Mister Wister holed up here
And dreamed a Master Piece
In an upstairs room by a Fireplace
Where mem'ry still has Lease.
Butch and Sundance slept here, too
Tom Horn got drunk, they say,
An' bragged he'd kill every Cow-thief
That did not ride Away.
It's faraway and Mystical,
In a Place called Cowboy Land -
It's the Occidental Hotel,
Where The Virginian Got His Man.
- Dan Hess ('05)
Front-Ranger:
Chapter Thirteen: The Game and the Nation—Act First
This multichapter section delves into the main issue of the day: equality, discussing it both from a micro-perspective and a macro-perspective. Wister in his book The Virginian grapples with basic disconnects about the legal equality of man vs. the inequality that exists in the character and physical capabilities of individuals. He also acknowledges the complementary aspects of women and men and, indeed, the superiority of women in the arena of human emotions.
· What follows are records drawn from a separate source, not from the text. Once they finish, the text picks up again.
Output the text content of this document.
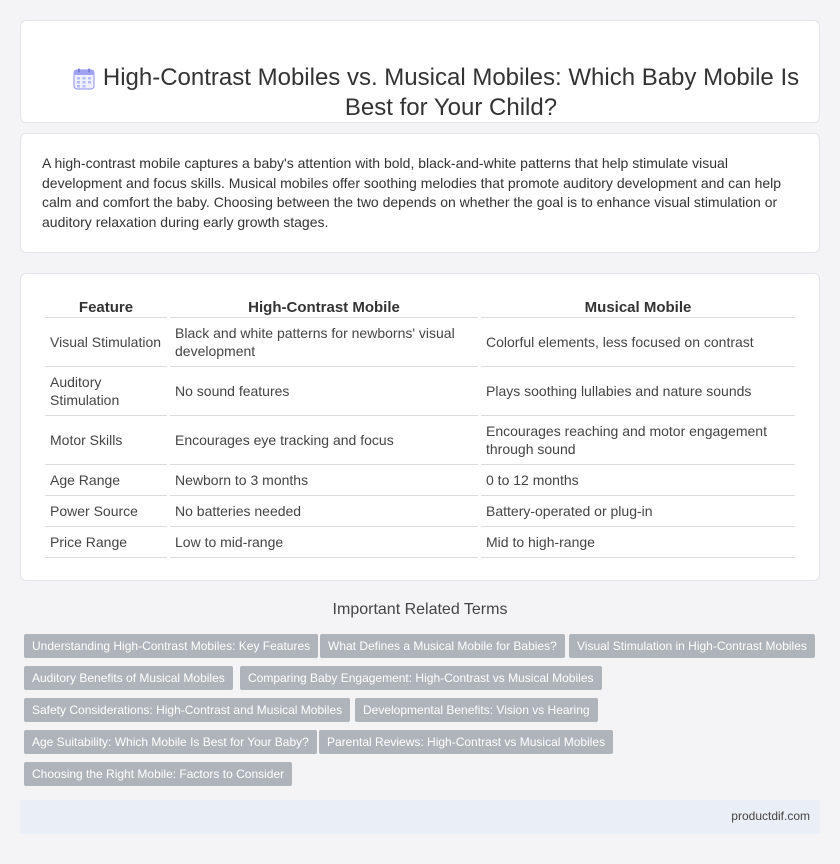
High-Contrast Mobiles vs. Musical Mobiles: Which Baby Mobile Is Best for Your Child?

A high-contrast mobile captures a baby's attention with bold, black-and-white patterns that help stimulate visual development and focus skills. Musical mobiles offer soothing melodies that promote auditory development and can help calm and comfort the baby. Choosing between the two depends on whether the goal is to enhance visual stimulation or auditory relaxation during early growth stages.

Feature	High-Contrast Mobile	Musical Mobile
Visual Stimulation	Black and white patterns for newborns' visual development	Colorful elements, less focused on contrast
Auditory Stimulation	No sound features	Plays soothing lullabies and nature sounds
Motor Skills	Encourages eye tracking and focus	Encourages reaching and motor engagement through sound
Age Range	Newborn to 3 months	0 to 12 months
Power Source	No batteries needed	Battery-operated or plug-in
Price Range	Low to mid-range	Mid to high-range
Important Related Terms
Understanding High-Contrast Mobiles: Key Features	What Defines a Musical Mobile for Babies?	Visual Stimulation in High-Contrast Mobiles
Auditory Benefits of Musical Mobiles	Comparing Baby Engagement: High-Contrast vs Musical Mobiles
Safety Considerations: High-Contrast and Musical Mobiles	Developmental Benefits: Vision vs Hearing
Age Suitability: Which Mobile Is Best for Your Baby?	Parental Reviews: High-Contrast vs Musical Mobiles
Choosing the Right Mobile: Factors to Consider
productdif.com
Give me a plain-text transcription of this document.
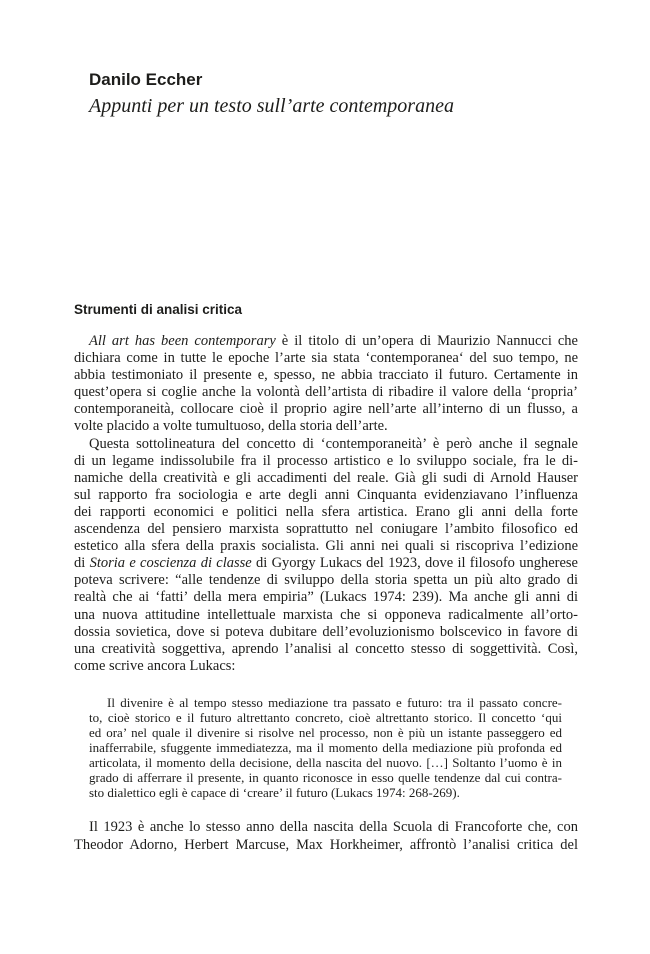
Danilo Eccher
Appunti per un testo sull’arte contemporanea
Strumenti di analisi critica
All art has been contemporary è il titolo di un’opera di Maurizio Nannucci che
dichiara come in tutte le epoche l’arte sia stata ‘contemporanea‘ del suo tempo, ne
abbia testimoniato il presente e, spesso, ne abbia tracciato il futuro. Certamente in
quest’opera si coglie anche la volontà dell’artista di ribadire il valore della ‘propria’
contemporaneità, collocare cioè il proprio agire nell’arte all’interno di un flusso, a
volte placido a volte tumultuoso, della storia dell’arte.
Questa sottolineatura del concetto di ‘contemporaneità’ è però anche il segnale
di un legame indissolubile fra il processo artistico e lo sviluppo sociale, fra le di-
namiche della creatività e gli accadimenti del reale. Già gli sudi di Arnold Hauser
sul rapporto fra sociologia e arte degli anni Cinquanta evidenziavano l’influenza
dei rapporti economici e politici nella sfera artistica. Erano gli anni della forte
ascendenza del pensiero marxista soprattutto nel coniugare l’ambito filosofico ed
estetico alla sfera della praxis socialista. Gli anni nei quali si riscopriva l’edizione
di Storia e coscienza di classe di Gyorgy Lukacs del 1923, dove il filosofo ungherese
poteva scrivere: “alle tendenze di sviluppo della storia spetta un più alto grado di
realtà che ai ‘fatti’ della mera empiria” (Lukacs 1974: 239). Ma anche gli anni di
una nuova attitudine intellettuale marxista che si opponeva radicalmente all’orto-
dossia sovietica, dove si poteva dubitare dell’evoluzionismo bolscevico in favore di
una creatività soggettiva, aprendo l’analisi al concetto stesso di soggettività. Così,
come scrive ancora Lukacs:
Il divenire è al tempo stesso mediazione tra passato e futuro: tra il passato concre-
to, cioè storico e il futuro altrettanto concreto, cioè altrettanto storico. Il concetto ‘qui
ed ora’ nel quale il divenire si risolve nel processo, non è più un istante passeggero ed
inafferrabile, sfuggente immediatezza, ma il momento della mediazione più profonda ed
articolata, il momento della decisione, della nascita del nuovo. […] Soltanto l’uomo è in
grado di afferrare il presente, in quanto riconosce in esso quelle tendenze dal cui contra-
sto dialettico egli è capace di ‘creare’ il futuro (Lukacs 1974: 268-269).
Il 1923 è anche lo stesso anno della nascita della Scuola di Francoforte che, con
Theodor Adorno, Herbert Marcuse, Max Horkheimer, affrontò l’analisi critica del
The narrator and The Virginian are off on an adventure: Rancher Judge Henry has made TV deputy foreman and put him in charge of taking cattle to market back East. More importantly, TV is charged with getting the ranch hands back to Sunk Creek in one piece after the trip is done. The chapter begins with Tenderfoot and TV meeting up at a famous "eating palace" in Omaha, Nebraska. TV orders fried eggs (aiggs) but there is much talk about a celebrated menu item--Frogs' Legs a la Delmonico.